Bei diesen Artisten geht es richtig rund
Zirkus Ensemble aus China begeistert mit Show im Congress Centrum
ULM (köd) - Für die aktuelle Tournee des Chinesischen Nationalzirkus veränderte Produzent Raoul Schoregge das Konzept der legendären Artistentruppe aus dem Reich der Mitte: Die Show im CCU verzichtete auf die Erzählpassagen, die Hintergründe und Geschichte erklären, die die Artisten darstellen. Stattdessen entführte der Chinesische Nationalzirkus sein Publikum in ein fiktives Grand Hotel aus viktorianischer Zeit, „Hongkong Hotel“.
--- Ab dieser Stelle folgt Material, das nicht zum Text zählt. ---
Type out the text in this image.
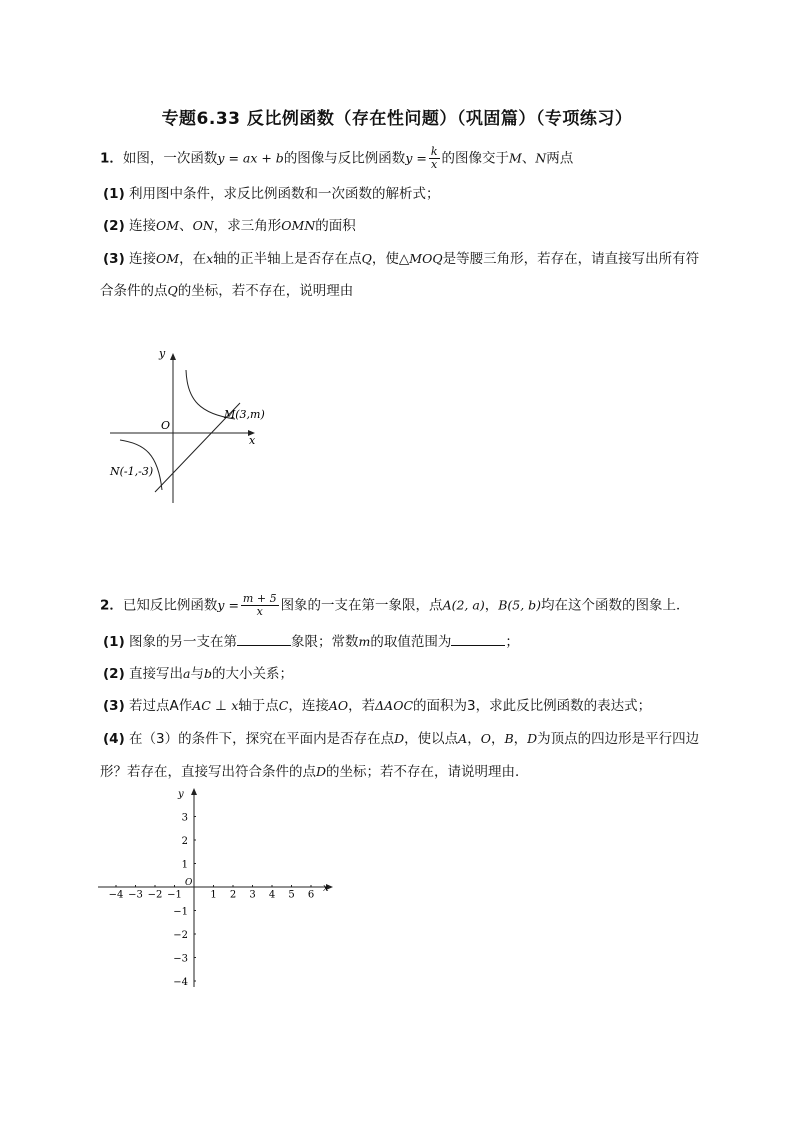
专题6.33 反比例函数（存在性问题）（巩固篇）（专项练习）
1．如图，一次函数y = ax + b的图像与反比例函数$y = \frac{k}{x}$ 的图像交于M、N两点
(1) 利用图中条件，求反比例函数和一次函数的解析式；
(2) 连接OM、ON，求三角形OMN的面积
(3) 连接OM，在x轴的正半轴上是否存在点Q，使△MOQ是等腰三角形，若存在，请直接写出所有符
合条件的点Q的坐标，若不存在，说明理由
y
x
O
M(3,m)
N(-1,-3)
2．已知反比例函数$y = \frac{m + 5}{x}$ 图象的一支在第一象限，点A(2, a)，B(5, b)均在这个函数的图象上．
(1) 图象的另一支在第	象限；常数m的取值范围为	；
(2) 直接写出a与b的大小关系；
(3) 若过点A作AC ⊥ x轴于点C，连接AO，若ΔAOC的面积为3，求此反比例函数的表达式；
(4) 在（3）的条件下，探究在平面内是否存在点D，使以点A，O，B，D为顶点的四边形是平行四边
形？若存在，直接写出符合条件的点D的坐标；若不存在，请说明理由．
y
x
O
−4 −3 −2 −1	1 2 3 4 5 6
3
2
1
−1
−2
−3
−4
Das Hotel-Personal weiß trefflich artistisch mit der Hotel-Einrichtung zu spielen. Vasen verwandeln sich in Jonglage-Gegenstände, und die Putzfrauen verschwinden zur Gänze selbst in der Mülltonne.
Größtenteils westliche klassische Musik und viel mehr Clownerie als gewohnt, bei der Raoul Schoregge selbst zum Vergnügen des Publikums seine Kunst zeigt. Vor dem Hintergrund der Sieben-Millionen-Weltstadt Hongkong, in der westliche und chinesische Traditionen gelebt werden, entfaltet sich bei der an Silvester gestarteten aktuellen Tournee ein weitaus weniger „fernöstliches“Programm als man dies vom Chinesischen Nationalzirkus gewohnt ist. Die neue Show setzt auf die Kunst als eine Brücke zwischen West und Ost. Was sich aber nicht geändert hat: Die Artisten bringen die Kunst der Körperbeherrschung auf höchstklassige, spektakuläre Weise auf die Bühne.
Eine Nummer lang hätte man im CCU eine Nadel fallen hören können: Beim Balanceakt mit zahlreichen roten Holzböcken, die zu einem drachenartigen Tier aufgebaut sind, war das Publikum wohl ebenso angespannt wie der Artist selbst, der das enorme Gewicht der Steckkonstruktion stemmen und auf seiner Stirn heben musste. Die atemberaubende Nummer gelang, die Bilder werden im Kopf bleiben.
Andere Nummern beeindruckten durch die Gelenkigkeit der Artistinnen, deren Arme und Beine bisweilen nur durch die unterschiedliche Farbe der Kostüme zuzuordnen war. Bei Sun Qing Qing und Liu Wen Long wirkt es immer wieder so, als verfügten ihre Wirbelsäulen über eine quasi unbegrenzte Drehbarkeit. Eine Champagnerflasche, auf einem Luftballon – und der wiederum auf einem Stab – balanciert, Jonglage mit chinesischen Vasen und Blumentöpfen, mit Leuchtern, auf denen Kerzen brennen, und selbst bei der legendären Teller-Jonglage nie gesehene Varianten: Der Chinesische Nationalzirkus wird nach wie vor als Nummer Eins des kulturellen Austausches mit dem Reich der Mitte gehandelt, und das mit außergewöhnlicher Ästhetik und scheinbarer Leichtigkeit. Einzig die KartentrickNummer, bei der eine Artistin einen weiblichen Hotelgast darstellte, der Asse gleichsam aus dem Ärmel zaubert, war relativ leicht durchschaubar.